Monday 22 January 2007

Smallfilms

In a disused pigsty on the outskirts of Canterbury, two men created worlds that have entertained children and adults for more than forty years.

Oliver Postgate and Peter Firmin had worked together on a couple of early children’s television shows (including live animation!) when they decided to start their own production company, which they called Smallfilms. From 1958 through to 1986 they made 15 series, many of which are considered to be amongst the finest programmes in any genre of all time.


Their first widely broadcast series was Ivor The Engine which ran from 1958-1963 on ITV and was shot in black and white. They remade these shows in 1975 in colour for the BBC.


The Saga Of Noggin The Nog
followed in 1959 and ran for five years. This followed the classic Smallfilms format of Postgate narrating the stories he had written and animating the characters which Firmin had drawn.


During this period of the early 60s they also made a number of programmes for ITV, such as Pingwings and The Dogwatch, but these don’t seem to have proved as enduring as the BBC shows, probably because they have rarely been repeated and were largely in black and white.


Smallfilms’ last black and white series for the BBC was Pogles Wood, the tales of small folk who lived in a tree. This ran till 1968 when it was replaced with The Clangers, their first foray into colour television. To create the Clangers’ world, Peter Firmin built a planet in his pig-sty and populated it with aliens knitted by his wife Joan. Once again, Oliver animated the tales that he had scripted himself.

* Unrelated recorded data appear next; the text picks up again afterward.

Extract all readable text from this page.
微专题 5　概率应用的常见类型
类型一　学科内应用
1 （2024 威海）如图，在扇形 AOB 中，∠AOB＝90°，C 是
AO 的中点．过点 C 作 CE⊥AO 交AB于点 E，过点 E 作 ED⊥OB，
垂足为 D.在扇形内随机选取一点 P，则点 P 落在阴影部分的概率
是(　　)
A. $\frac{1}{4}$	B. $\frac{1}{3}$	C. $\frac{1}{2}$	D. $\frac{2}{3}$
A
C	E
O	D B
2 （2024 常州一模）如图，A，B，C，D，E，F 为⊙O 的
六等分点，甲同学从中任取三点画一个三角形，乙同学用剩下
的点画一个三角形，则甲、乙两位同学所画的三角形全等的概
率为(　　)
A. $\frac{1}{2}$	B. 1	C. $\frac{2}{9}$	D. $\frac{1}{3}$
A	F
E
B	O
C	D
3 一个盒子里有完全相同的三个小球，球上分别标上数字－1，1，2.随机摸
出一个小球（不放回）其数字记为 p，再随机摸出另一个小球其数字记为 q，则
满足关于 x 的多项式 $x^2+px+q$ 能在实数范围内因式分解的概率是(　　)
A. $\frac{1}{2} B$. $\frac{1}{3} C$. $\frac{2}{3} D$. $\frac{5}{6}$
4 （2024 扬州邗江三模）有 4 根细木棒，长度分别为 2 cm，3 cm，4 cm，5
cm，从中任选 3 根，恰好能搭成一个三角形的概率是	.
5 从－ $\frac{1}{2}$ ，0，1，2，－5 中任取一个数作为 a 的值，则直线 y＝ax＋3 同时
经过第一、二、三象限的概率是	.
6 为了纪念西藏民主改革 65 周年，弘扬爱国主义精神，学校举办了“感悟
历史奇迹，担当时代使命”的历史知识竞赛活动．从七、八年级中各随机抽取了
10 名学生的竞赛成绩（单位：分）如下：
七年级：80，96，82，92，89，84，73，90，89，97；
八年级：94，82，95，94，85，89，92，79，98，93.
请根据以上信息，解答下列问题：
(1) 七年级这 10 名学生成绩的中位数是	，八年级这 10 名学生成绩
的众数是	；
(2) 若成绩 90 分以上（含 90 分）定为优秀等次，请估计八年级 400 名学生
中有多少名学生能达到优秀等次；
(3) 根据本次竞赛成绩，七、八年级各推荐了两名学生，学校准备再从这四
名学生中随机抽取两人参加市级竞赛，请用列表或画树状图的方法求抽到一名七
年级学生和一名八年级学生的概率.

In 1973 there came along and old saggy cloth cat which, nearly a quarter of a century later, was voted by BBC viewers as the greatest children’s television programme of all time. Bagpuss started out as an idea of Peter’s. He thought of a retired army cat living in an Indian hospital where he told stories to the children. This proved too costly a concept to recreate so between then Peter and Oliver made the old shop, Emily’s shop, and populated it with the character we know and love.

Smallfilms carried on making children’s programmes for more than a decade after Bagpuss finished in 1974 but the advent of faster-paced programming and a lack of imagination from producers meant they fell out of favour and fashion. How wrong people were - today Bagpuss, The Clangers and Ivor The Engine enjoy high ratings on satellite television and are masters of an extensive merchandising empire.